Hotel social em SP tem infestação de percevejos e falta de estrutura, denunciam moradores
Percevejos em hotel social de SP: moradores denunciam condições precárias

Hotel social no centro de São Paulo enfrenta denúncias graves de infestação e falta de estrutura

Moradores de um hotel social localizado no centro da capital paulista estão denunciando condições extremamente precárias de hospedagem, incluindo uma infestação de percevejos nas camas, além da presença de infiltrações, mofo e vazamentos nos quartos. O estabelecimento, que atende pessoas em situação de vulnerabilidade social através de uma parceria com a prefeitura, tem sido alvo de reclamações constantes por parte dos hóspedes, que se sentem desamparados diante da realidade enfrentada.

Vídeos mostram insetos e problemas estruturais recorrentes

Vídeos enviados à TV Globo revelam a gravidade da situação, exibindo diversos percevejos na cama do hóspede Lennon Ribeiro. Segundo ele, que vive no Hotel Conde, na região da República, há quase um ano, o problema é frequente e reflete um descaso das autoridades. "É um descaso, eles não fiscalizam direito e o hotel faz o que quer.

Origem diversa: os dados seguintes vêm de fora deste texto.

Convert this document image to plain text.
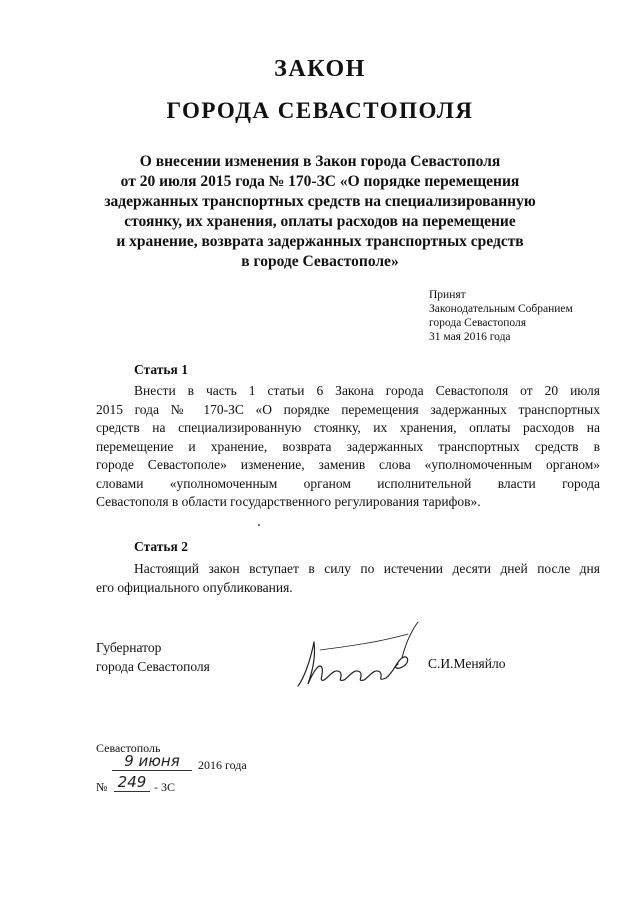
ЗАКОН
ГОРОДА СЕВАСТОПОЛЯ
О внесении изменения в Закон города Севастополя
от 20 июля 2015 года № 170-ЗС «О порядке перемещения
задержанных транспортных средств на специализированную
стоянку, их хранения, оплаты расходов на перемещение
и хранение, возврата задержанных транспортных средств
в городе Севастополе»
Принят
Законодательным Собранием
города Севастополя
31 мая 2016 года
Статья 1
Внести в часть 1 статьи 6 Закона города Севастополя от 20 июля
2015 года № 170-ЗС «О порядке перемещения задержанных транспортных
средств на специализированную стоянку, их хранения, оплаты расходов на
перемещение и хранение, возврата задержанных транспортных средств в
городе Севастополе» изменение, заменив слова «уполномоченным органом»
словами «уполномоченным органом исполнительной власти города
Севастополя в области государственного регулирования тарифов».
Статья 2
Настоящий закон вступает в силу по истечении десяти дней после дня
его официального опубликования.
Губернатор
города Севастополя	С.И.Меняйло
Севастополь
9 июня	2016 года
№ 249 - 3С
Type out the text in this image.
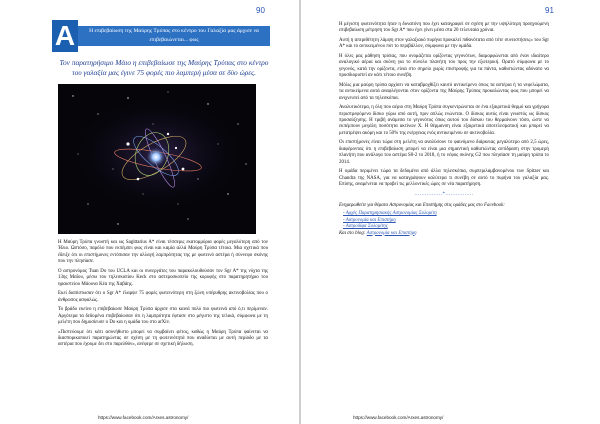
90
A	Η επιβεβαίωση της Μαύρης Τρύπας στο κέντρο του Γαλαξία μας άρχισε να επιβεβαιώνεται... φως
Τον παρατηρήσιμο Μάιο η επιβεβαίωσε της Μαύρης Τρύπας στο κέντρο του γαλαξία μας έγινε 75 φορές πιο λαμπερή μέσα σε δύο ώρες.

Η Μαύρη Τρύπα γνωστή και ως Sagittarius A* είναι τέσσερις εκατομμύρια φορές μεγαλύτερη από τον Ήλιο. Ωστόσο, παρόλο που εκπέμπει φως είναι και καμία αλλά Μαύρη Τρύπα τέτοια. Μια σχετικά που έδειξε ότι οι επιστήμονες εντόπισαν την αλλαγή λαμπρότητας της με φωτεινό αστέρα ή σύννεφο σκόνης που την πλησίασε.

Ο αστρονόμος Tuan Do του UCLA και οι συνεργάτες του παρακολουθούσαν τον Sgr A* της νύχτα της 13ης Μαΐου, μέσω του τηλεσκοπίου Keck στο αστεροσκοπείο της κορυφής στο παρατηρητήριο του ηφαιστείου Μάουνα Κέα της Χαβάης.

Εκεί διαπίστωσαν ότι ο Sgr A* έλαμψε 75 φορές φωτεινότερη στη ζώνη υπέρυθρης ακτινοβολίας που ο άνθρωπος ασφαλώς.

Το βράδυ εκείνο η επιβεβαίωσε Μαύρη Τρύπα άρχισε στα καινά πολύ πιο φωτεινά από ό,τι περίμεναν. Αργότερα τα δεδομένα επιβεβαίωσαν ότι η λαμπρότητα έφτασε στο μέγιστο της τελικά, σύμφωνα με τη μελέτη που δημοσίευσε ο Do και η ομάδα του στο arXiv.

«Πιστεύουμε ότι κάτι ασυνήθιστο μπορεί να συμβαίνει φέτος, καθώς η Μαύρη Τρύπα φαίνεται να διασπορικοποιεί παρατηρώντας σε σχέση με τη φωτεινότητά που αναδύεται με αυτή περίοδο με τα αστέρια που έχουμε δει στο παρελθόν», ανέφερε σε σχετική δήλωση.

https://www.facebook.com/Arxes.astronomy/
91

Η μέγιστη φωτεινότητα ήταν η δυνατόνη που έχει καταγραφεί σε σχέση με την υψηλότερη προηγούμενη επιβεβαίωση μέτρηση του Sgr A* που έχει γίνει μέσα στα 20 τελευταία χρόνια.

Αυτή η απεριθέτητη λάμψη στον γαλαξιακό πυρήνα προκαλεί πιθανότατα από τότε συνειστήσεις» του Sgr A* και το αντικειμένου ποτ το περιβάλλον, σύμφωνα με την ομάδα.

Η όλες μας μάθηση τρύπας, που ονομάζεται ορίζοντας γεγονότων, διαμορφώνεται από έναν ιδιαίτερο αναλογικό αέρια και σκόνη για το σύνολο πλανήτη του προς την εξωτερική. Ορατό σύμφωνα με το γεγονός, κατά την ορίζοντα, είναι στο σημείο χωρίς επιστροφής για τα πάντα, καθιστώντας αδύνατο να προσδιοριστεί αν κάτι τέτοιο συνέβη.

Μόλις μια μαύρη τρύπα αρχίσει να καταβροχθίζει καυτό αντικείμενο όπως τα αστέρια ή τα νεφελώματα, τα αντικείμενα αυτά αναφλέγονται στον ορίζοντα της Μαύρης Τρύπας προκαλώντας φως που μπορεί να ανιχνευτεί από τα τηλεσκόπια.

Αναλυτικότερα, η όλη που αέριο στη Μαύρη Τρύπα συγκεντρώνεται σε ένα εξαιρετικά θερμό και γρήγορα περιστρεφόμενο δίσκο γύρω από αυτή, πριν απλώς ενώνεται. Ο δίσκος αυτός είναι γνωστός ως δίσκος προσαύξησης. Η τριβή ανάμεσα το γεγονότος όπως αυτού του δίσκου του θερμαίνουν τόσο, ώστε να εκπέμπουν μεγάλη ποσότητα ακτίνων Χ. Η θέρμανση είναι εξαιρετικά αποτελεσματική και μπορεί να μετατρέψει ακόμη και το 50% της ενέργειας ενός αντικειμένου σε ακτινοβολία.

Οι επιστήμονες είναι τώρα στη μελέτη να αναλύσουν το φαινόμενο διάρκειας μεγαλύτερο από 2,5 ώρες, διαφέροντας ότι η επιβεβαίωση μπορεί να είναι μια σημαντική καθιστώντας αντίδραση στην τρομερή πλανήτη που ανάλογα του αστέρα S0-2 το 2018, ή το νέφος σκόνης G2 που πλησίασε τη μαύρη τρύπα το 2014.

Η ομάδα περιμένει τώρα τα δεδομένα από άλλα τηλεσκόπια, συμπεριλαμβανομένου των Spitzer και Chandra της NASA, για να καταγράψουν καλύτερα τι συνέβη σε αυτό το πυρήνα του γαλαξία μας. Επίσης, αναμένεται να προβεί τις μελλοντικές ώρες σε νέα παρατήρηση.

................*................
Ενημερωθείτε για θέματα Αστρονομίας και Επιστήμης στις ομάδες μας στο Facebook:
- Αρχές Παρατηρησιακής Αστρονομίας Σολομίτη
- Αστρονομία και Επιστήμη
- Αστροδίφα Σολομίτης
Και στο blog: Αστρονομία και Επιστήμη
https://www.facebook.com/Arxes.astronomy/
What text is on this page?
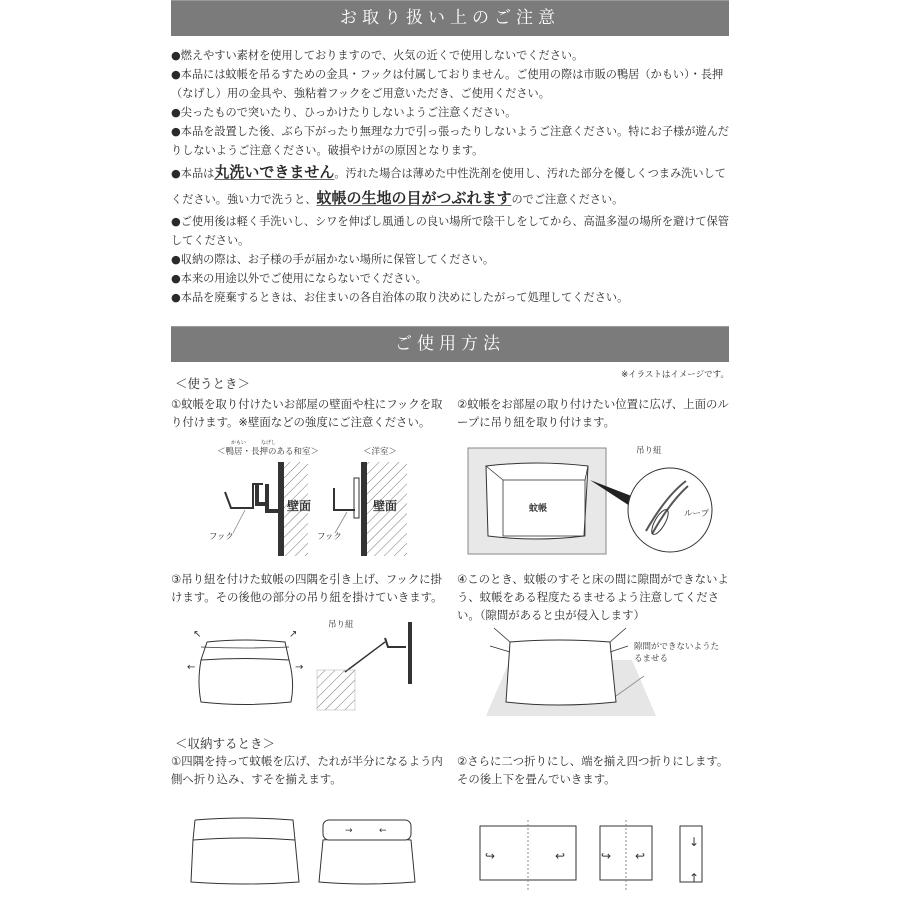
お取り扱い上のご注意

●燃えやすい素材を使用しておりますので、火気の近くで使用しないでください。

●本品には蚊帳を吊るすための金具・フックは付属しておりません。ご使用の際は市販の鴨居（かもい）・長押（なげし）用の金具や、強粘着フックをご用意いただき、ご使用ください。

●尖ったもので突いたり、ひっかけたりしないようご注意ください。

●本品を設置した後、ぶら下がったり無理な力で引っ張ったりしないようご注意ください。特にお子様が遊んだりしないようご注意ください。破損やけがの原因となります。

●本品は丸洗いできません。汚れた場合は薄めた中性洗剤を使用し、汚れた部分を優しくつまみ洗いしてください。強い力で洗うと、蚊帳の生地の目がつぶれますのでご注意ください。

●ご使用後は軽く手洗いし、シワを伸ばし風通しの良い場所で陰干しをしてから、高温多湿の場所を避けて保管してください。

●収納の際は、お子様の手が届かない場所に保管してください。

●本来の用途以外でご使用にならないでください。

●本品を廃棄するときは、お住まいの各自治体の取り決めにしたがって処理してください。

ご使用方法
※イラストはイメージです。
＜使うとき＞
①蚊帳を取り付けたいお部屋の壁面や柱にフックを取り付けます。※壁面などの強度にご注意ください。
②蚊帳をお部屋の取り付けたい位置に広げ、上面のループに吊り紐を取り付けます。
かもい	なげし
＜鴨居・長押のある和室＞	＜洋室＞
壁面
フック
壁面
フック
蚊帳
吊り紐
ループ
③吊り紐を付けた蚊帳の四隅を引き上げ、フックに掛けます。その後他の部分の吊り紐を掛けていきます。
④このとき、蚊帳のすそと床の間に隙間ができないよう、蚊帳をある程度たるませるよう注意してください。（隙間があると虫が侵入します）
↖	↗
←	→
吊り紐
隙間ができないようたるませる
＜収納するとき＞
①四隅を持って蚊帳を広げ、たれが半分になるよう内側へ折り込み、すそを揃えます。
②さらに二つ折りにし、端を揃え四つ折りにします。その後上下を畳んでいきます。
→	←
↪	↩	↪ ↩
↓
↑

A gente é obrigado a ficar numa situação como essa porque não tem pra onde ir, não tem dinheiro", desabafou o autônomo, destacando a falta de alternativas para os residentes.

Os hotéis sociais são estabelecimentos privados conveniados ao município, com o objetivo de acolher temporariamente pessoas em situação de vulnerabilidade. A prefeitura arca com os custos, e espera-se que os hotéis ofereçam moradia digna. No entanto, os relatos dos moradores pintam um cenário bem diferente, com quartos abarrotados – alguns abrigando até oito pessoas – e uma série de problemas estruturais que comprometem a higiene e o bem-estar.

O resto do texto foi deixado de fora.